The fun continues, as German experts report that the condition of Russian dissident Alexei Navalny is improving, after several weeks in an induced coma. The doctors hope that he will fully recover; with only limited consequences for his physical health. Now, the fun is the fact that Navalny survived. Snicker, snicker.

“Let’s Poison Somebody!”

Canada-based Russia Observer conjures up a conversation in the Kremlin on how to distract the West from Belarus and the protests in Russian Khabarovsk:

– Wait Boss! I’ve got it. Let’s poison somebody! That’ll change the headlines. Sure worked that last few times.

/—/

– Well, he won’t die of course – our poisons are no good – and, after a day or two we let him go to some NATO country and they’ll say he was poisoned.

Tee-hee. One frequent guest at Russian state channel RT.com tweets in a similar way:

Q: What is Novichok?

A: Novichok is a very mild poison, which Russia uses whenever it wants to tell the world to smash it with economic sanctions without actually endangering the life of its target.

Ha ha.

“Why Not a Car Crash?”

Novichok is a group of military grade chemical agents, forbidden in international law. They were developed by the Soviet Union during the Cold War. The Novichok family are binary substances, like epoxy glues. They can be safely handled until two parts of the substance are united. More on Novichok can be found in this link.

One particular element of the Novichok hahaganda focuses on the fact that the victims don’t ever seem to die. One pro-Kremlin author, The Saker, dispenses useful advice on how to kill Navalny next time:

All the Russians needed to do to kill Navalnyi would have been to give him a heart attack using any one of the many untraceable agents in existence (say, potassium chloride).

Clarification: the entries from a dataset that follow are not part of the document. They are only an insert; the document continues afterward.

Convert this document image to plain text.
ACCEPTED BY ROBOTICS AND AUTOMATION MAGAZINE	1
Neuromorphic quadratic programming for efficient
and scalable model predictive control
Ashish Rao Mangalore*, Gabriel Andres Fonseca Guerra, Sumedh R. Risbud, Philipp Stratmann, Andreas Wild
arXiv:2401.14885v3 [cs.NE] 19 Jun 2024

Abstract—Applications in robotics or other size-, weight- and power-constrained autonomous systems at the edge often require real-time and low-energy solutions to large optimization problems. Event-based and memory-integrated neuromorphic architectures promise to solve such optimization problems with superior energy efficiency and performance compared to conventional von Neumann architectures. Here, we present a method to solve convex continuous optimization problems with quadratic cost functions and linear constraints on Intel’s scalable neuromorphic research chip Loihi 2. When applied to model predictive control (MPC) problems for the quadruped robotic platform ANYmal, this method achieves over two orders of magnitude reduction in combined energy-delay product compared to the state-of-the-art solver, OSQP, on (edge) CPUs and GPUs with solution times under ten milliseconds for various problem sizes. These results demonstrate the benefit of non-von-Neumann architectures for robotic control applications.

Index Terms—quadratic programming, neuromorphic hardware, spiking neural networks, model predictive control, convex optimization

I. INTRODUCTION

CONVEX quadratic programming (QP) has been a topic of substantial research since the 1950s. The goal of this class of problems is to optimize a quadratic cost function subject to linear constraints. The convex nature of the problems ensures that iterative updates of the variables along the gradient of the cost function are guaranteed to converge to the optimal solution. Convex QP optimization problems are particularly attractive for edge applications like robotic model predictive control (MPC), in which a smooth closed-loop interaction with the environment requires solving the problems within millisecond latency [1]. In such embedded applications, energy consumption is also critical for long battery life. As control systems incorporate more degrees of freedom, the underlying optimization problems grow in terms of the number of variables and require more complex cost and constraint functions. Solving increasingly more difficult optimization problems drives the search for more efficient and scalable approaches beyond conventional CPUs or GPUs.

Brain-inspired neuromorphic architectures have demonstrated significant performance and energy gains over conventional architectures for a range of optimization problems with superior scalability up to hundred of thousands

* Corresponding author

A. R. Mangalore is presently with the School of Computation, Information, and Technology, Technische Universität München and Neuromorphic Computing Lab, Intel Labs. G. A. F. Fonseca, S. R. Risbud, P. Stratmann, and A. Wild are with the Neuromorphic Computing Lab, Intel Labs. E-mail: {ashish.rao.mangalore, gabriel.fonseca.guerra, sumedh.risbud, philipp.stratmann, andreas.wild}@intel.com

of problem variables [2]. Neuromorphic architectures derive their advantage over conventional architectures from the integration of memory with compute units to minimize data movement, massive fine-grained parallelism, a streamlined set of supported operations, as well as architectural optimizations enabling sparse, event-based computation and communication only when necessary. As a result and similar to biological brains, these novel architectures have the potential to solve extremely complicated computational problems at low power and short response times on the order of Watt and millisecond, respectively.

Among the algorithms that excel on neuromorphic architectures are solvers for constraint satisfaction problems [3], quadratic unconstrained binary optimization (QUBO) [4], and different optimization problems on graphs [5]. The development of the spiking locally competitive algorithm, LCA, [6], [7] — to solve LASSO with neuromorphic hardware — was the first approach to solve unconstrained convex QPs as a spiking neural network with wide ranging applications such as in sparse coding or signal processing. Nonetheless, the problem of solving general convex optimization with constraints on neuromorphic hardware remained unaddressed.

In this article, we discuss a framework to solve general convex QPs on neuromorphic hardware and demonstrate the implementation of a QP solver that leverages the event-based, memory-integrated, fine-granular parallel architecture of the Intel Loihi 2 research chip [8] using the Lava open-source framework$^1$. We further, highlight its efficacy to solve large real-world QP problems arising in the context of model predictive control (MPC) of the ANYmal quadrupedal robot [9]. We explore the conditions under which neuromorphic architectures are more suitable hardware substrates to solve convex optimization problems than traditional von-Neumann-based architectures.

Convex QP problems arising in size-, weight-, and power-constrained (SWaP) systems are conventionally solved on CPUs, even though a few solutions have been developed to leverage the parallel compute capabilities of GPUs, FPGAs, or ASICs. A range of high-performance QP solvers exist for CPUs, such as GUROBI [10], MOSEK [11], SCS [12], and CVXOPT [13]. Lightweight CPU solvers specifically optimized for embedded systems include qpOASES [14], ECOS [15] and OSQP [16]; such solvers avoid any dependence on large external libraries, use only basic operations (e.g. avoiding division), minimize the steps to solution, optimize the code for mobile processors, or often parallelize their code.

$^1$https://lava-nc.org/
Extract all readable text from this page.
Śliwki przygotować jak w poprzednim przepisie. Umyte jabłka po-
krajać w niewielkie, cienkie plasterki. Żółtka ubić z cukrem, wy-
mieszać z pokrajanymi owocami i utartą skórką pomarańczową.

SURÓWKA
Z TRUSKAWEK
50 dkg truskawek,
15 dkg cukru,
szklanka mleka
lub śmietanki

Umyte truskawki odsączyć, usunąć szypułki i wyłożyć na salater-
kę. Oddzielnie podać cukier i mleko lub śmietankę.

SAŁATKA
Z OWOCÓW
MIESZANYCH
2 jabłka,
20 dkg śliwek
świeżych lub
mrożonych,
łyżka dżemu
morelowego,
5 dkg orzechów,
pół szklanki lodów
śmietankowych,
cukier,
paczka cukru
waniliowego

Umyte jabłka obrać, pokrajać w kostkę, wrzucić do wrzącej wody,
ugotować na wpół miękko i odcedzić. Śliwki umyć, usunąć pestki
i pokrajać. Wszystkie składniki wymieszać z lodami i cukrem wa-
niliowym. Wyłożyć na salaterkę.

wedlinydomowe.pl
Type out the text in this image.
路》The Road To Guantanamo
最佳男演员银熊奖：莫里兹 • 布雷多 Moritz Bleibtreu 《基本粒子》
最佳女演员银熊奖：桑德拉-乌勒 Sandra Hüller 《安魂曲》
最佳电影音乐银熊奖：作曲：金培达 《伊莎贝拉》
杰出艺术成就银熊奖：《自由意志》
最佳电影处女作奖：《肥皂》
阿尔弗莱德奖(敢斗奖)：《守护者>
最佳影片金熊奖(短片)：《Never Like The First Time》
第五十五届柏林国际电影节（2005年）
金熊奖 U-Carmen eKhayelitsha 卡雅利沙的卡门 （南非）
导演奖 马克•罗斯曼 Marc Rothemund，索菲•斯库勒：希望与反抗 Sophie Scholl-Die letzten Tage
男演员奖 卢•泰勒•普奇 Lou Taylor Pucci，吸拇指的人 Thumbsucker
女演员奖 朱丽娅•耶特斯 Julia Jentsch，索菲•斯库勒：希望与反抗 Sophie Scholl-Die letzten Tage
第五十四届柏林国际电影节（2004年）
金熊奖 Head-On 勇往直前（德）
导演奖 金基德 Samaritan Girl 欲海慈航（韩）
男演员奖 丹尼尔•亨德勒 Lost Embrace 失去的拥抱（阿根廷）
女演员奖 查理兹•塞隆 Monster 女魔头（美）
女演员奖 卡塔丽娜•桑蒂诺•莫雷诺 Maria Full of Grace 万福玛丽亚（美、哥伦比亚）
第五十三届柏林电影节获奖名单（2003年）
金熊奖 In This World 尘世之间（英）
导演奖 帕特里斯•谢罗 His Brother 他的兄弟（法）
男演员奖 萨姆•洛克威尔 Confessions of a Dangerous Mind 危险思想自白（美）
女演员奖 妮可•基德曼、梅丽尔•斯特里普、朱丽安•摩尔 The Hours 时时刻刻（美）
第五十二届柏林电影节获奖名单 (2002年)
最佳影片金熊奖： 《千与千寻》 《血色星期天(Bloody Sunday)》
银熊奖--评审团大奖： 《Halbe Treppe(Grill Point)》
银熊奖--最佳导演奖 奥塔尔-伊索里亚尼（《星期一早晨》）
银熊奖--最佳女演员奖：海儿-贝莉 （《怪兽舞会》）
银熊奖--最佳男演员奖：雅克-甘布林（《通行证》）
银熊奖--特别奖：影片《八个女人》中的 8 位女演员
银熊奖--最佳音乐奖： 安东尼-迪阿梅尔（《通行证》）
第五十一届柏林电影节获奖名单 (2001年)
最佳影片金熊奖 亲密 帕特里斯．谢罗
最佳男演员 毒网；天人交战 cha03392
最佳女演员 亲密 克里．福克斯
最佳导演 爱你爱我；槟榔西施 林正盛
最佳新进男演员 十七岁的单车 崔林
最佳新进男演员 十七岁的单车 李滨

In despair, the clueless FSB might have caused Navalnyi do die in a car “crash”.

But, they can’t even do that.  Shame on you, FSB!

Giggle, giggle. The Saker continues:

I am telling you – the Russians are fantastically stupid, the dumbest people on the planet.

Especially their intel and security officers, their bio-warfare specialists and their hackers.  Morons. All of them!

Ha ha. We can see the same claim here and here, or here:

On the one hand, the Russians are constantly targeting people with poisons that make anthrax seem like chalk in comparison, on the other, no target of theirs ever seems to die (in a timely fashion).

A Switzerland based author (with a PhD and a pilot license!) also suggests alternative methods for dealing with Mr Navalny (bwa-ha-ha-ha):

– Comrade General, I have a proposal. This Novichok didn’t work last time, we just embarrassed ourselves. Let me, following the example of our Saudi colleagues, take a bone saw and everything will be all right, nothing will be found.

Ha ha.

Only – they do die, even without expertise, provided by pro-Kremlin pundits.  Anna Politkovskaya, Boris Nemtsov, Natalia Estemirova, Yuri Shchekochikhin, Sergei Magnitsky – these are just few prominent politicians, journalists, activists and whistler-blowers  killed and murdered because of their dissent. Some have perished abroad: Pavel Sheremet in Kyiv, Aleksandr Litvinenko in London. Others have been imprisoned or forced into exile. Still funny? Ha ha?